Moves the specified features from discarded to the selected features list for the given tree.

Parameters:
  • tree_id (int) – The ID of the tree.

  • features (list[str]) – The list of features to be moved.

non_null_ratio_threshold: float
partial_join: DataFrame
partial_join_selected_features: dict = {}
paths: [<class 'src.autofeatinsights.functions.classes.Tree'>]
read_relationships(file_path)[source]

Reads the relationships from a file and updates the object’s internal state.

Parameters:

file_path (str) – The path to the file containing the relationships.

remove_join_path_from_tree(tree_id: int, table: str)[source]

Removes a join path from the tree.

Parameters:
  • tree_id (int) – The ID of the tree.

  • table (str) – The name of the table to remove the join path from.

remove_relationship(table1: str, col1: str, table2: str, col2: str)[source]

Removes a relationship between two columns in different tables.

Parameters:
  • table1 (str) – The name of the first table.

  • col1 (str) – The name of the column in the first table.

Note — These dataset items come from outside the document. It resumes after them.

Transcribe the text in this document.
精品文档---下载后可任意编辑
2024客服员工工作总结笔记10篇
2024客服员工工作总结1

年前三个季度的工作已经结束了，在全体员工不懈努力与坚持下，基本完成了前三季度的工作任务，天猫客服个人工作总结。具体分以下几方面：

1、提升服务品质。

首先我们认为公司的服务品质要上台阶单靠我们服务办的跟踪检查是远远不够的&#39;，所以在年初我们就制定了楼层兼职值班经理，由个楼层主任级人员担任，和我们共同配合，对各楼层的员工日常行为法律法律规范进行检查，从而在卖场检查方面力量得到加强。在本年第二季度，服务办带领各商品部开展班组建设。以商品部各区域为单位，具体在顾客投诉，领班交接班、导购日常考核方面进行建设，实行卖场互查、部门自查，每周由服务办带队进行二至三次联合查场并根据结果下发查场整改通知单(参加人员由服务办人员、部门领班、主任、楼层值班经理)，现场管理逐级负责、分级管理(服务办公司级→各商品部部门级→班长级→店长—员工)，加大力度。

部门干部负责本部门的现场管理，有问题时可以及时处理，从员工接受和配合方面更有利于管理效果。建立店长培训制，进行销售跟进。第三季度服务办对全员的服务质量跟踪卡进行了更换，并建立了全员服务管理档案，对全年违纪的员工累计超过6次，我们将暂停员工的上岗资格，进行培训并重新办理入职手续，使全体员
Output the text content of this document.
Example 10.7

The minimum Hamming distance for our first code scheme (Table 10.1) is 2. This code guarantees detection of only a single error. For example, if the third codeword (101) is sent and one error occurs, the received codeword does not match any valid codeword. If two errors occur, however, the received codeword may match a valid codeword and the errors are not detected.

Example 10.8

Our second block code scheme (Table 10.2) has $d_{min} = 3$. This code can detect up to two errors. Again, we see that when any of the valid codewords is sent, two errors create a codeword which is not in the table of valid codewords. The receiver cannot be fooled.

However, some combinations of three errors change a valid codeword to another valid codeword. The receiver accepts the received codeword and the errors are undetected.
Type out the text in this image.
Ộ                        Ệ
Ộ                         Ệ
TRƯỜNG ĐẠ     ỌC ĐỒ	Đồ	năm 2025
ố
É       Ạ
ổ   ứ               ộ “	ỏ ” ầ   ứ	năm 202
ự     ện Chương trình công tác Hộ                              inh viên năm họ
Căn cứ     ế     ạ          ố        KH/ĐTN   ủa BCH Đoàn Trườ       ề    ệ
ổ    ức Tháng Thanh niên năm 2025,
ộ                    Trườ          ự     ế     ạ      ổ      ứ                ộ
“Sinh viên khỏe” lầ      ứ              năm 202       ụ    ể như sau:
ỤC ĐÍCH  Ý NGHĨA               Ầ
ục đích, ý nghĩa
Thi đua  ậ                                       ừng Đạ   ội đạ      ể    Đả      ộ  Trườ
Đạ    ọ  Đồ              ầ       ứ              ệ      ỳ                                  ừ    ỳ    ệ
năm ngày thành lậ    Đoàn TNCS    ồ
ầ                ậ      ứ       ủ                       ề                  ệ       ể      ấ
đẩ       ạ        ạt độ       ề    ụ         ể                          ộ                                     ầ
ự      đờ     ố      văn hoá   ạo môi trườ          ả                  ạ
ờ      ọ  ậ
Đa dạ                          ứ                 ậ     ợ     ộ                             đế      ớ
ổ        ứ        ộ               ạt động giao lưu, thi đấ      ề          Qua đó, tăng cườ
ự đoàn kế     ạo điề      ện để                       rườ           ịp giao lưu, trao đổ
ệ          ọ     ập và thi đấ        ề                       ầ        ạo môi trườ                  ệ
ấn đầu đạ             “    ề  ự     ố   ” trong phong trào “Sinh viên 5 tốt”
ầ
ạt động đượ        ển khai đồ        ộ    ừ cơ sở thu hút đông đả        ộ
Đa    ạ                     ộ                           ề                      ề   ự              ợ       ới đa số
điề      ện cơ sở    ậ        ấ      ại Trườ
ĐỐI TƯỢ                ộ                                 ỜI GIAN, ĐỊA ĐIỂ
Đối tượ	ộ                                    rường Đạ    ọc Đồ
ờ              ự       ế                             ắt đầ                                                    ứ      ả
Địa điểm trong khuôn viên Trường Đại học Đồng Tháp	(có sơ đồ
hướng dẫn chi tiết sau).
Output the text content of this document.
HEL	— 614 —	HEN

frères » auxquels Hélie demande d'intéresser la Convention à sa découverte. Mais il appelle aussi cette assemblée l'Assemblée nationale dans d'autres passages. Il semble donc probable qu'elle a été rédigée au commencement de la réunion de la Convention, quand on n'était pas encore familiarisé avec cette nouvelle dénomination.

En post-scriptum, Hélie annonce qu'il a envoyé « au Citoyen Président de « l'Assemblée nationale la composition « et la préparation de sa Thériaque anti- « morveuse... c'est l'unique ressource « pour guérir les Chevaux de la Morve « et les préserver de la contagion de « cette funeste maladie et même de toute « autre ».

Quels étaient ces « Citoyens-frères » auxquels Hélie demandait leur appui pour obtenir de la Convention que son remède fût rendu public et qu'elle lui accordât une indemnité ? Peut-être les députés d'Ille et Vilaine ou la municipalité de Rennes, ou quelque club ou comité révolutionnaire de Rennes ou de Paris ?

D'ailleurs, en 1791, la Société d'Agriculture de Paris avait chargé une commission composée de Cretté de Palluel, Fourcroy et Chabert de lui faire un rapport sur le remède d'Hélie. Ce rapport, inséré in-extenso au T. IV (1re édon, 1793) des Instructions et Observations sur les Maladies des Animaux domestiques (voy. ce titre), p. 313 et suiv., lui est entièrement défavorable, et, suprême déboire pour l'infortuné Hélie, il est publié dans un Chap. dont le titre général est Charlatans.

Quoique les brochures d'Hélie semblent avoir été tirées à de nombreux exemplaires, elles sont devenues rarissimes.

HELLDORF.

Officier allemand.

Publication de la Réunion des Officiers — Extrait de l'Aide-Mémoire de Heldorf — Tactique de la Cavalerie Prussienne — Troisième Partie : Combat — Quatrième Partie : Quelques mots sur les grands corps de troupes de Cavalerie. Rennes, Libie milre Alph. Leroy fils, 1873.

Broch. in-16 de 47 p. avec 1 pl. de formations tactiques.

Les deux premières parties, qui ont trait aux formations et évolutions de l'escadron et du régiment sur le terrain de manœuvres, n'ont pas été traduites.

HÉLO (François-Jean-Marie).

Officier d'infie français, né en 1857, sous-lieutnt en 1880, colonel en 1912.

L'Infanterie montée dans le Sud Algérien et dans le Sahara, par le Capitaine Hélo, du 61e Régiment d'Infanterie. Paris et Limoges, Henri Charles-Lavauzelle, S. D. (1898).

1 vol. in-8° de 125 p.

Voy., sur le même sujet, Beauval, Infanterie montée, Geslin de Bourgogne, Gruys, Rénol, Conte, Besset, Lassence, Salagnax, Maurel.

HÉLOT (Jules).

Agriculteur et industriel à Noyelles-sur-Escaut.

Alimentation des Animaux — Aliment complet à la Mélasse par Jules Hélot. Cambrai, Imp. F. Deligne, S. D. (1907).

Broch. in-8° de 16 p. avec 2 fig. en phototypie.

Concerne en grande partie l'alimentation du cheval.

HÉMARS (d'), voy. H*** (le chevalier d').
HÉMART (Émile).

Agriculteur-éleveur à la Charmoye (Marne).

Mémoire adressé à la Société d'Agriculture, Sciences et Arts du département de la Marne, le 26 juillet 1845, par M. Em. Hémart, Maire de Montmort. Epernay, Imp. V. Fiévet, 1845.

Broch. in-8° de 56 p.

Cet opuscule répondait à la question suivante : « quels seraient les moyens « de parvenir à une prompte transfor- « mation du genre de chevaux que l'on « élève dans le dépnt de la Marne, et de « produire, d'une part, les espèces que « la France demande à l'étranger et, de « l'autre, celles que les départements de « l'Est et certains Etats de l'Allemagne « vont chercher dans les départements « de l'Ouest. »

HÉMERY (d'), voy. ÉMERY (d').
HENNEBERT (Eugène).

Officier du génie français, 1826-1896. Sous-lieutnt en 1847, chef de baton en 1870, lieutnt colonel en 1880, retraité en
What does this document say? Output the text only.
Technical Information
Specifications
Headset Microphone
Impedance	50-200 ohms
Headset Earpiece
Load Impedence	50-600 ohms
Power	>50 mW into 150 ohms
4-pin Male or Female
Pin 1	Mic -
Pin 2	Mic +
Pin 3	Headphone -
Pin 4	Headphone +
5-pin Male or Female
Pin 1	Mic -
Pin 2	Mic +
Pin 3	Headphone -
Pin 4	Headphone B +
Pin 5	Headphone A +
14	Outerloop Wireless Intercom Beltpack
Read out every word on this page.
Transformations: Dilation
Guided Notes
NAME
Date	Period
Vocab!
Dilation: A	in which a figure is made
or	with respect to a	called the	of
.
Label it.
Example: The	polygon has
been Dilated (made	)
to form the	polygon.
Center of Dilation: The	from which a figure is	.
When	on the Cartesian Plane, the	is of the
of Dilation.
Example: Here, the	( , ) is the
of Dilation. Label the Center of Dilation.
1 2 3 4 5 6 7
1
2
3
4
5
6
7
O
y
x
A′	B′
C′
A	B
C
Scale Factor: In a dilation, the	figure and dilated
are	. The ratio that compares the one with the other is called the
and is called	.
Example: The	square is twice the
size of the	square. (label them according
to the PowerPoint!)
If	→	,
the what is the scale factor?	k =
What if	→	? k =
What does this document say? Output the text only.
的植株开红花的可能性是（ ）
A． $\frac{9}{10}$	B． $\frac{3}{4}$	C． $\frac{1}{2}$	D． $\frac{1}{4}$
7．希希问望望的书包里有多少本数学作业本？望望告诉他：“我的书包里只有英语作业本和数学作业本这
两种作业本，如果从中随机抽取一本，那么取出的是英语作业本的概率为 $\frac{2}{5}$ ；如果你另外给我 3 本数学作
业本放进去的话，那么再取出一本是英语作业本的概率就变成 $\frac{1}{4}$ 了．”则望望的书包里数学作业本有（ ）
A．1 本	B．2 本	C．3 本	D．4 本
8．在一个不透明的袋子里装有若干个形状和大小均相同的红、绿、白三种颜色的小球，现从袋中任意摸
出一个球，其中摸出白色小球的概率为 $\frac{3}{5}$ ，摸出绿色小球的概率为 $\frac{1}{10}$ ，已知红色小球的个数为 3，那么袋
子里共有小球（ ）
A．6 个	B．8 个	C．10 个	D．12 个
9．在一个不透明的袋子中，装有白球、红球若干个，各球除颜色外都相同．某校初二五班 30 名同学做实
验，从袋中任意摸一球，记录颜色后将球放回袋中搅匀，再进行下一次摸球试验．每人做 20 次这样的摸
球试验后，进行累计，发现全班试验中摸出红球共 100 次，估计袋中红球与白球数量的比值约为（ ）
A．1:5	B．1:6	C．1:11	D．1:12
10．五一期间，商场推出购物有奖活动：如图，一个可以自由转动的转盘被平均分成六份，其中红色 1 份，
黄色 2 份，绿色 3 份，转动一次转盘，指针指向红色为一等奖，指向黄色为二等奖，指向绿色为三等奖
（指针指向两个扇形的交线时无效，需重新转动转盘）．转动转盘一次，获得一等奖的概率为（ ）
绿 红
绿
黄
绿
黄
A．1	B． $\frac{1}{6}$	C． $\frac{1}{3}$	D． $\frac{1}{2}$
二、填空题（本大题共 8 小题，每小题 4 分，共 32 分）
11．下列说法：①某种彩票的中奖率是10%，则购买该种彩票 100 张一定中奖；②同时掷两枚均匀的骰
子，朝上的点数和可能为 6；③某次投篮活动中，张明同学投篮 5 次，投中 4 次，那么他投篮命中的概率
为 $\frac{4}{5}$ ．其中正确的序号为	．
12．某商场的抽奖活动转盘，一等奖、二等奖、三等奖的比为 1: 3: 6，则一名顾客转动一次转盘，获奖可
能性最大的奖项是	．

  • table2 (str) – The name of the second table.

  • col2 (str) – The name of the column in the second table.

remove_table(table: str)[source]

Removes a table from the list of extra tables and adds it to the list of excluded tables.

Parameters:

table (str) – The name of the table to be removed.

results: [<class 'src.autofeatinsights.functions.classes.Result'>]
set_base_table(base_table: str, target_column: str)[source]

Sets the base table and target column for feature generation.

Parameters:
  • base_table (str) – The name of the base table.

  • target_column (str) – The name of the target column.

Returns:

None

set_dataset_repository(dataset_repository: List[str] = [], all_tables: bool = False)[source]

Sets the dataset repository for the AutofeatClass object.

Parameters: - dataset_repository (List[str]): A list of dataset paths. - all_tables (bool): Flag indicating whether to use all tables in the repository.

Raises: - Exception: If both dataset_repository and all_tables are specified. - Exception: If neither dataset_repository nor all_tables are specified.

show_features(tree_id: int, show_discarded_features: bool = False)[source]

Display the features for a given tree ID.

Parameters:
  • tree_id (int) – The ID of the tree.

  • show_discarded_features (bool) – Whether to show discarded features or not. Default is False.

targetColumn: str
threshold: float
update_relationship(table1: str, col1: str, table2: str, col2: str, weight: float)[source]

Update the relationship between two tables and their respective columns with a given weight.

Parameters:
  • table1 (str) – The name of the first table.

  • col1 (str) – The name of the column in the first table.

  • table2 (str) – The name of the second table.

  • col2 (str) – The name of the column in the second table.

  • weight (float) – The weight of the relationship.

weights: [<class 'src.autofeatinsights.functions.classes.Weight'>]